Still, as I sat there in Hartside Café dripping a cocktail of sweat, ditch water and northern rain (the worst type) onto the café floor, I decided to reward myself with a brew and a chocolate brownie. I then spotted a slice of quiche up for grabs, so rewarded myself again. Then another brew and another cake, after all this was the highest point of the entire ride.
The Café’s and Beer
Tea & cake – the athlete’s fuel of choice. Of the numerous places to stop and refuel, one’s not to miss are the previously mentioned Hartside Top Café, the Greystoke Cycle Café and tea garden and finally The Hub café/workshop in Newcastle are all fantastic.
If it wasn’t for the later of these I would have finished the ride on day 3, but at 4pm I did a double take on spotting this place, knowing that if I stopped for more than a quick cuppa the legs wouldn’t want to push on to Tynemouth. And so it came to pass, 3 or so drinks later and a snack or two (I blame the lovely waitress…) it was clear that I was not going to finish this mini epic today.
As I retraced my tire tracks back along the Newcastle waterfront, decision already made to find somewhere to stay the night and continue in the morning, I passed groups of people sat at a terrace bar in the sun (yes, it did come out eventually on the ride!). Lucky sods I thought having a bit of a lonely few minutes. “Matt!! Come and have a beer!” – The group I had chatted to a few times at the hostels and café’s had spotted me and invited me over for a celebratory drink, to be followed by a curry later. Well ok then, after all it was only another 12 or so miles to the finish! Lovely jubbly.
With the mild hangover exercised around the streets of Newcastle for the morning, and it was time to finish this thing off. The few miles left would have to be reversed to get the train back to Whitehaven from Newcastle, so off I headed… but not without stopping after just 5 minutes at the Hub Café again for a pre ride coffee and late breakfast!
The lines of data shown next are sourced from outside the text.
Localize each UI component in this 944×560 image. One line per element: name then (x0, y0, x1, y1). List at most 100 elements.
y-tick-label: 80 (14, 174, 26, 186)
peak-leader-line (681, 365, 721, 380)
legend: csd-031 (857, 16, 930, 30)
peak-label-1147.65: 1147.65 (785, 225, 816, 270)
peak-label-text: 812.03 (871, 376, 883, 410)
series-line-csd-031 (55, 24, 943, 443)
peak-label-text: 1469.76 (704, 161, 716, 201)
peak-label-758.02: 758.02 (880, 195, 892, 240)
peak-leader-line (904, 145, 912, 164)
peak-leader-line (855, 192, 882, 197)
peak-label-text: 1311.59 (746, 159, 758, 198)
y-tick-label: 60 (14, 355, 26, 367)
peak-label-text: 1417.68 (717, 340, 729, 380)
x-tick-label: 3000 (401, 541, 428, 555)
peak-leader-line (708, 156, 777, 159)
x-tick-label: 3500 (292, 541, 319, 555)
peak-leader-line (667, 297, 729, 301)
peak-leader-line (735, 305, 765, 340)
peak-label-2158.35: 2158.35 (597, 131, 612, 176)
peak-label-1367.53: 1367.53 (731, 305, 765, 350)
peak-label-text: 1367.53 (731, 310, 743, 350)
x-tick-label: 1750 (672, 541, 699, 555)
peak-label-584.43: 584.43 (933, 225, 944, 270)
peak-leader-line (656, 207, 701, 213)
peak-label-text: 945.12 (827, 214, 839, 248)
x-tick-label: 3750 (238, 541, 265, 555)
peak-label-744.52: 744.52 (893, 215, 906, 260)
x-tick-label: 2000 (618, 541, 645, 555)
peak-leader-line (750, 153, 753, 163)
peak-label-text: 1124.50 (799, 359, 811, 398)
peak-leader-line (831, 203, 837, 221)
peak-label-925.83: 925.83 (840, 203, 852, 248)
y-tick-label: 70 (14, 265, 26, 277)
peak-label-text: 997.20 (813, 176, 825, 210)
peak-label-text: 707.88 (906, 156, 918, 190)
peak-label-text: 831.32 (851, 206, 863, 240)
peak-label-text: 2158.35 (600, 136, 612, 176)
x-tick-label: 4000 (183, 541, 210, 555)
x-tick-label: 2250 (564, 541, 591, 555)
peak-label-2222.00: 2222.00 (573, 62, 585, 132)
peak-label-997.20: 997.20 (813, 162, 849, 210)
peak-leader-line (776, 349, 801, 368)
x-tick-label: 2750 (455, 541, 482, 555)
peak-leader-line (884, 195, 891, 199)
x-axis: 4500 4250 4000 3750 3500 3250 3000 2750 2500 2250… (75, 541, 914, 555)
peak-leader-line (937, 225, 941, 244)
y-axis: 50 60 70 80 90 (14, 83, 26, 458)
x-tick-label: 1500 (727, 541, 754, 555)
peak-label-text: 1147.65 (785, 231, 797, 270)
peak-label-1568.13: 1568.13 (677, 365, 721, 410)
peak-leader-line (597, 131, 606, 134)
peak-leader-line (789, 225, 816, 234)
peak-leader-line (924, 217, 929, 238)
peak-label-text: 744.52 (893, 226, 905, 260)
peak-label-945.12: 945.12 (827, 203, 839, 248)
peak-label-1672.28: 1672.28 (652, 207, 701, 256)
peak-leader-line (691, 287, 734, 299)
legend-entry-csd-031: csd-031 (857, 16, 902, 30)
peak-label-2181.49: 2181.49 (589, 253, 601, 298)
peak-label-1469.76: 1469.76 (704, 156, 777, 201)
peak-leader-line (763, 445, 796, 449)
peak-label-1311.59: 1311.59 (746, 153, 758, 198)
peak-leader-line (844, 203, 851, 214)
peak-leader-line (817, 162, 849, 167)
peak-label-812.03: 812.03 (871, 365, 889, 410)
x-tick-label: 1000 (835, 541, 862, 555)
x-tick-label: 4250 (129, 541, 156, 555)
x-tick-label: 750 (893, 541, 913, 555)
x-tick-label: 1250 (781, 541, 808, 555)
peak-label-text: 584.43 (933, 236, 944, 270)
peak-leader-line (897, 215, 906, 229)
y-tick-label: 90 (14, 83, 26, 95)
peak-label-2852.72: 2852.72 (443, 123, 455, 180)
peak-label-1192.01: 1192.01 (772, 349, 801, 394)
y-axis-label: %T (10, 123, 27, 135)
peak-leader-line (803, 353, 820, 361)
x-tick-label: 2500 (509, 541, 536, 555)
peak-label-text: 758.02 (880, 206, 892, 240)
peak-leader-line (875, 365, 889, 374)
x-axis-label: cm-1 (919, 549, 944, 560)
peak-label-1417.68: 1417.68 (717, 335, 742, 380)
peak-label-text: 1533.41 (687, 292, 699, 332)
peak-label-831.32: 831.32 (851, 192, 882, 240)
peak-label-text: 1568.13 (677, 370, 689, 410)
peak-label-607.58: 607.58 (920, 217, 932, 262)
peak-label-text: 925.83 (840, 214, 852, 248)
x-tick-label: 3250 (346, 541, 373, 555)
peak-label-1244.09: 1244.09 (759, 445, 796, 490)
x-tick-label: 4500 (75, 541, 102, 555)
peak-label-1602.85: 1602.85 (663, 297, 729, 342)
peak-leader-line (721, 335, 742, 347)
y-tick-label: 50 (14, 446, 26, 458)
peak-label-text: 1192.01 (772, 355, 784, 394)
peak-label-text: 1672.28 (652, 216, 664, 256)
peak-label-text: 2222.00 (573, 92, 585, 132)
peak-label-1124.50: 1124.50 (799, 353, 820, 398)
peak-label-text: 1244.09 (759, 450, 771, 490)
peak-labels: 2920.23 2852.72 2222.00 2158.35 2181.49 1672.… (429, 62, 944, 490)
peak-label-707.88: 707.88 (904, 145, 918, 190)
Fuelled up, the last leg was really felt in the sit bones but it wasn’t long before I was rolling into Tynemouth feeling like a true champ. I soon got knocked down a peg or two though when I completely failed to navigate the confusing layout that is Tynemouth harbour. A bit of faffing about and a few odd glances from the locals later, I was soon on the grassy knoll that plays host to the slightly-less-than-inspiring sign that marks the end of the heroic journey. Made it!
There’s no better feeling than achieving something you’ve set out to do. Ok, this was only a 140 mile bike ride over 3 and a bit days, not exactly a solo polar expedition effort, but travelling from one side of the country to the other under your own steam definitely ticks that achievement box for me.
I started this ride on my own, mostly as I was the only one I knew taking time out from the daily grind. If I waited for the ideal situation of having a good friend to share the adventure with, it likely would never happen.
There are plenty of adventures just waiting to be had, they don’t need the perfect situation to make them reality, they just need someone to do them ….So get out there and do one!